As NATO officially took over operational control for enforcing the United Nations' Libyan no-fly zone, Americans have seen much hand-wringing over what the endgame in Libya might look like. Across the American political spectrum, there's been much anguish expressed over implementing the no-fly zone. From conservatives who've vowed to ruin Barack Obama's Presidency by opposing any action he takes, to earnest non-violence liberals appalled at any use of force, nervous talk has arisen over "quagmires" and Constitutional authority.
Libya has been, from the outset, unique. The universally-despised tyrant Moammar Khadafy had openly announced his intent to roll columns of tanks and troops into Benghazi with taunting threats that he would show "no mercy, no pity," and that his forces would go "house by house, room by room" and "find you in your closets." It was this taunt, more than anything else, that prompted the United Nations to action.
As the first week of airstrikes comes to a close, many are concerned when the Allied action would end. Would the Allies send in ground troops? Will there be a quagmire?
French Foreign Minister Alain Juppe said Thursday that the international military intervention would last days or weeks, but not months, and that no ground troops would be deployed.
Again, Libya's unique situation makes Juppe's comments possible and practical. Khadafy's regime is isolated, and Libya is embargoed. There is no Ho Chi Minh trail of supplies and war materials sustaining Khadafy's forces. There are no spare parts coming in to rebuild battered tanks and armored vehicles. There are no truckloads of ammunition coming in to replenish the rounds he's fired into Zawiyah and Brega. Khadafy has no indigenous war industry to make spare turbines for his jet fighters, or spare gun barrels for his artillery.

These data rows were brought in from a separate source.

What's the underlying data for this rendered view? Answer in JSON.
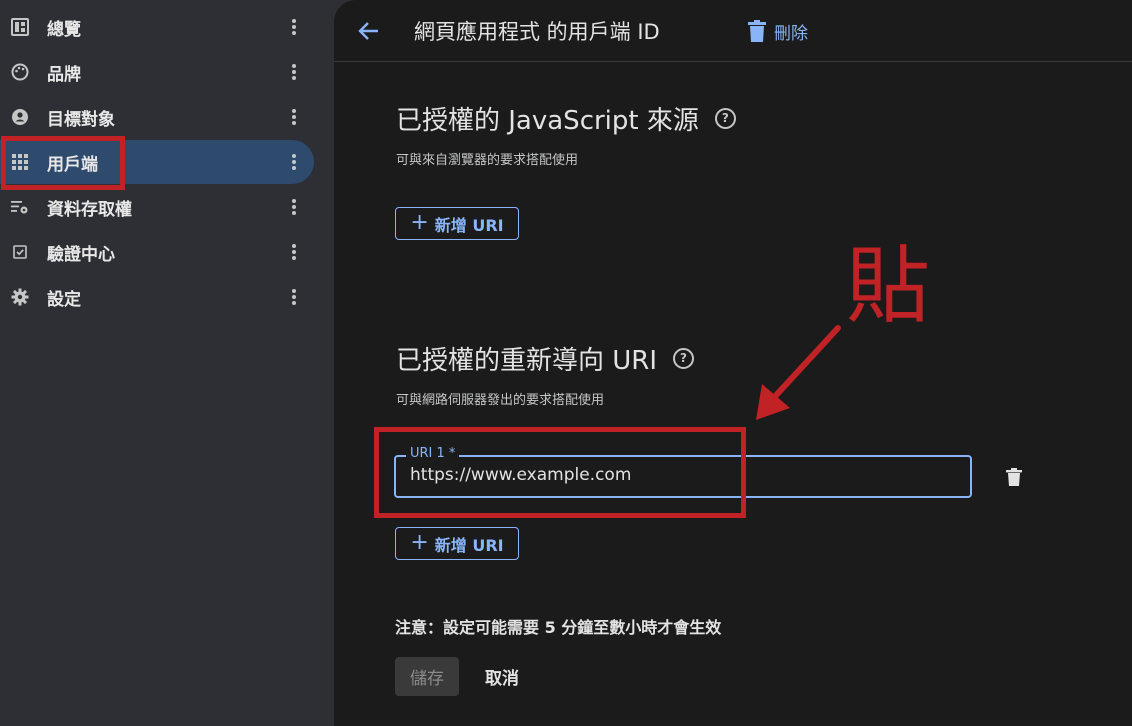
{
  "sidebar": {
    "items": [
      {
        "label": "總覽",
        "icon": "dashboard-icon"
      },
      {
        "label": "品牌",
        "icon": "palette-icon"
      },
      {
        "label": "目標對象",
        "icon": "person-icon"
      },
      {
        "label": "用戶端",
        "icon": "grid-icon",
        "active": true
      },
      {
        "label": "資料存取權",
        "icon": "data-settings-icon"
      },
      {
        "label": "驗證中心",
        "icon": "check-box-icon"
      },
      {
        "label": "設定",
        "icon": "gear-icon"
      }
    ]
  },
  "header": {
    "title": "網頁應用程式 的用戶端 ID",
    "delete_label": "刪除"
  },
  "js_origins": {
    "title": "已授權的 JavaScript 來源",
    "help": "?",
    "description": "可與來自瀏覽器的要求搭配使用",
    "add_label": "新增 URI"
  },
  "redirect_uris": {
    "title": "已授權的重新導向 URI",
    "help": "?",
    "description": "可與網路伺服器發出的要求搭配使用",
    "field_label": "URI 1 *",
    "field_value": "https://www.example.com",
    "add_label": "新增 URI"
  },
  "footer": {
    "note": "注意：設定可能需要 5 分鐘至數小時才會生效",
    "save_label": "儲存",
    "cancel_label": "取消"
  },
  "annotation": {
    "text": "貼",
    "color": "#c02226"
  },
  "colors": {
    "accent": "#8ab4f8",
    "active_nav": "#2e4a6d",
    "annotation": "#c02226"
  }
}
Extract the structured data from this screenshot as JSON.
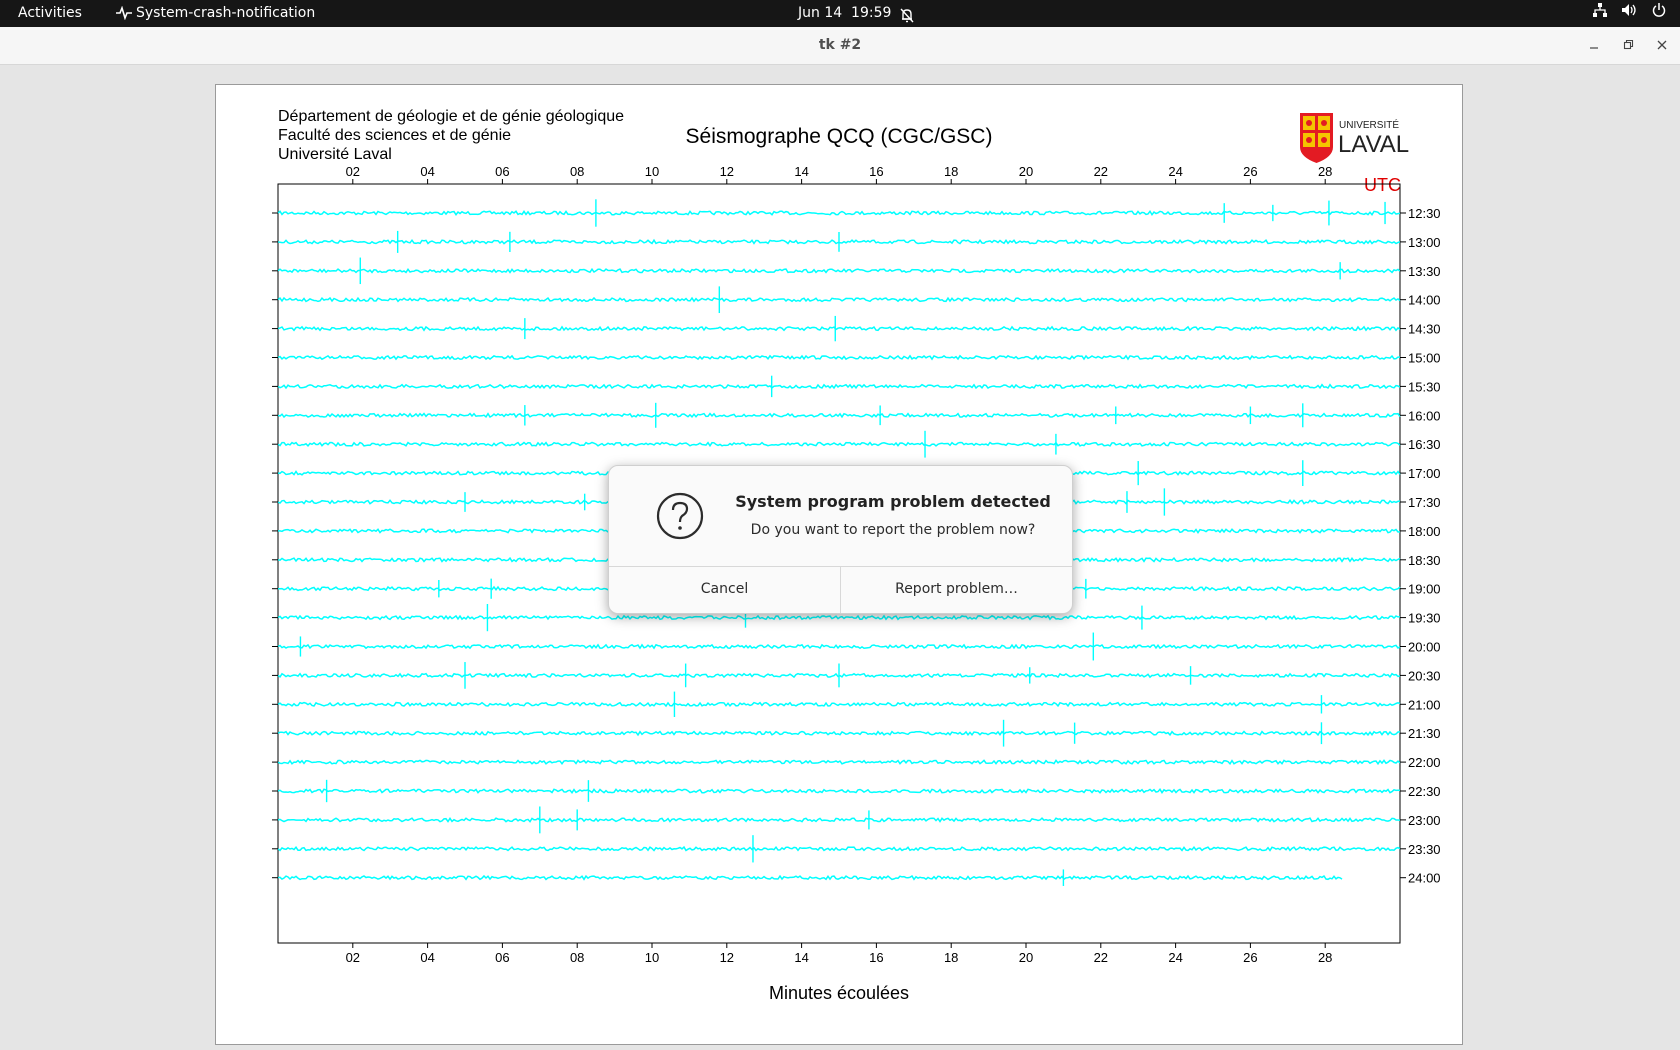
{
  "topbar": {
    "activities": "Activities",
    "app_menu": "System-crash-notification",
    "date": "Jun 14",
    "time": "19:59"
  },
  "window": {
    "title": "tk #2"
  },
  "seismograph": {
    "header_lines": [
      "Département de géologie et de génie géologique",
      "Faculté des sciences et de génie",
      "Université Laval"
    ],
    "title": "Séismographe QCQ (CGC/GSC)",
    "logo_text": [
      "UNIVERSITÉ",
      "LAVAL"
    ],
    "utc_label": "UTC",
    "xlabel": "Minutes écoulées",
    "trace_color": "#00ffff",
    "utc_color": "#e00000"
  },
  "chart_data": {
    "type": "line",
    "title": "Séismographe QCQ (CGC/GSC)",
    "xlabel": "Minutes écoulées",
    "x_ticks": [
      "02",
      "04",
      "06",
      "08",
      "10",
      "12",
      "14",
      "16",
      "18",
      "20",
      "22",
      "24",
      "26",
      "28"
    ],
    "xlim": [
      0,
      30
    ],
    "rows": [
      "12:30",
      "13:00",
      "13:30",
      "14:00",
      "14:30",
      "15:00",
      "15:30",
      "16:00",
      "16:30",
      "17:00",
      "17:30",
      "18:00",
      "18:30",
      "19:00",
      "19:30",
      "20:00",
      "20:30",
      "21:00",
      "21:30",
      "22:00",
      "22:30",
      "23:00",
      "23:30",
      "24:00"
    ],
    "spikes": [
      [
        8.5,
        25.3,
        26.6,
        28.1,
        29.6
      ],
      [
        3.2,
        6.2,
        15.0
      ],
      [
        2.2,
        28.4
      ],
      [
        11.8
      ],
      [
        6.6,
        14.9
      ],
      [],
      [
        13.2
      ],
      [
        6.6,
        10.1,
        16.1,
        22.4,
        26.0,
        27.4
      ],
      [
        17.3,
        20.8
      ],
      [
        23.0,
        27.4
      ],
      [
        5.0,
        8.2,
        22.7,
        23.7
      ],
      [],
      [],
      [
        4.3,
        5.7,
        21.6
      ],
      [
        5.6,
        12.5,
        23.1
      ],
      [
        0.6,
        21.8
      ],
      [
        5.0,
        10.9,
        15.0,
        20.1,
        24.4
      ],
      [
        10.6,
        27.9
      ],
      [
        19.4,
        21.3,
        27.9
      ],
      [],
      [
        1.3,
        8.3
      ],
      [
        7.0,
        8.0,
        15.8
      ],
      [
        12.7
      ],
      [
        21.0
      ]
    ],
    "last_row_end": 28.5
  },
  "dialog": {
    "title": "System program problem detected",
    "message": "Do you want to report the problem now?",
    "cancel": "Cancel",
    "report": "Report problem…"
  }
}
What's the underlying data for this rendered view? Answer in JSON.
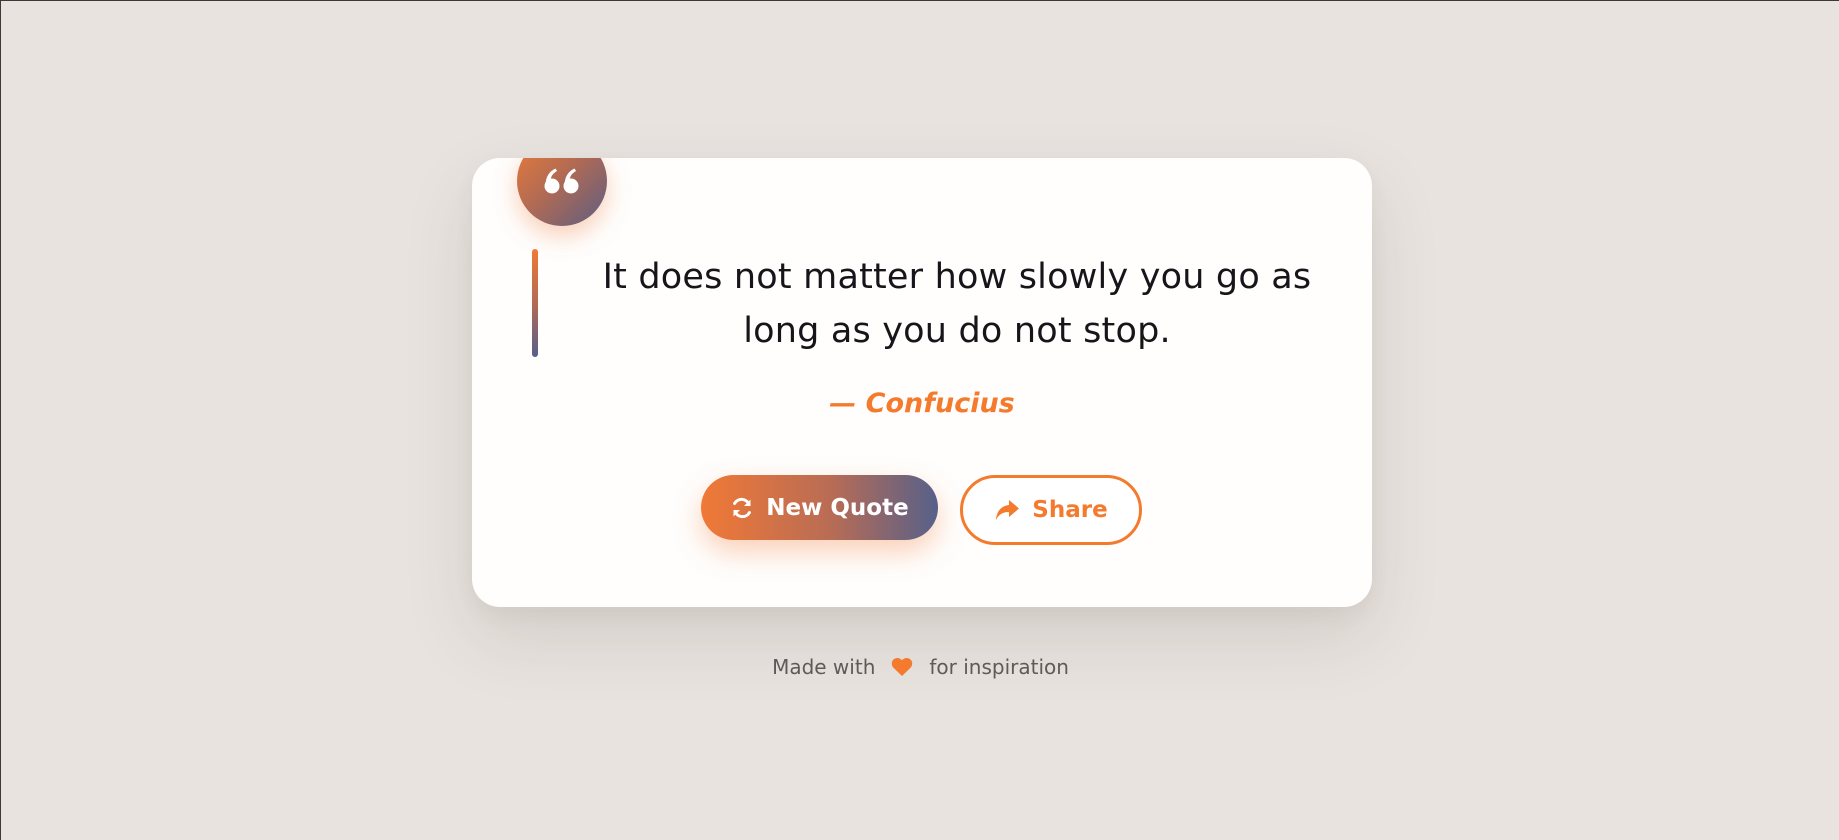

Thus, Juppe knows that every tank his Rafale fighters destroys is destroyed for good. When news cameras reveal a desert littered with burned-out armored vehicles, those vehicles are lost to Khadafy for the duration. Likewise for every tank that mangles its treads, and every artillery piece that blows its breach.
Juppe can say the Allied campaign would be limited in duration because, by completely owning the airspace over Libya, Allied forces can pound Khadafy's air, armor and artillery assets with impunity, and, in relatively short order, deny the dictator the military supremacy those assets had given him.
It was Khadafy's airplanes, tanks and artillery that enabled him to oppress his people and slaughter those who dared to oppose him. Without his air force, his armor and his artillery, Khadafy is just another gang-banger with some thugs armed with Kalashnikovs. As the Allied air assault degrades Khadafy's military assets, they degrade the dictator's ability to impose his will over the land.
The Allied endgame is clear. Since Khadafy is an international pariah who isn't getting resupplied by America, or Europe, or China or Russia, and since he doesn't have a domestic arms industry that can keep his military operating on its own, Khadafy had a come-as-you-are military, with a finite number of the heavy weapons that had kept him in power. The Allied endgame comes when Khadafy's advantage in jet planes, tanks and artillery has been neutralized.
At that point, the rebels who have risen against him will have to take matters into their own hands to shape their nation's future for themselves. It is certainly possible that they will be unable to dislodge Khadafy, although the Allies' destruction of the dictator's armor and artillery will certainly cause those less committed to Khadafy to turn against him or to simply flee. Given a level playing field in terms of war materials, the rebels, as the popular movement, should gain the upper hand through sheer superiority of numbers.
It is certainly possible that Libya might descend into a protracted civil war between Ghadafy, the rebels, and/or factions among the rebels. That is something the Libyans must work out among themselves.
That is when the rest of the world must stand aside and let the Libyans work out what their new nation is going to look like, even if that new nation isn't what someone outside of Libya might want. Whether the process is neat and orderly with conferences and plebiscites, or bloody and messy with unspeakable violence by all sides, once the Allies have levelled the playing field for the Libyans, everyone will just have to step aside and let the Libyans play on that field.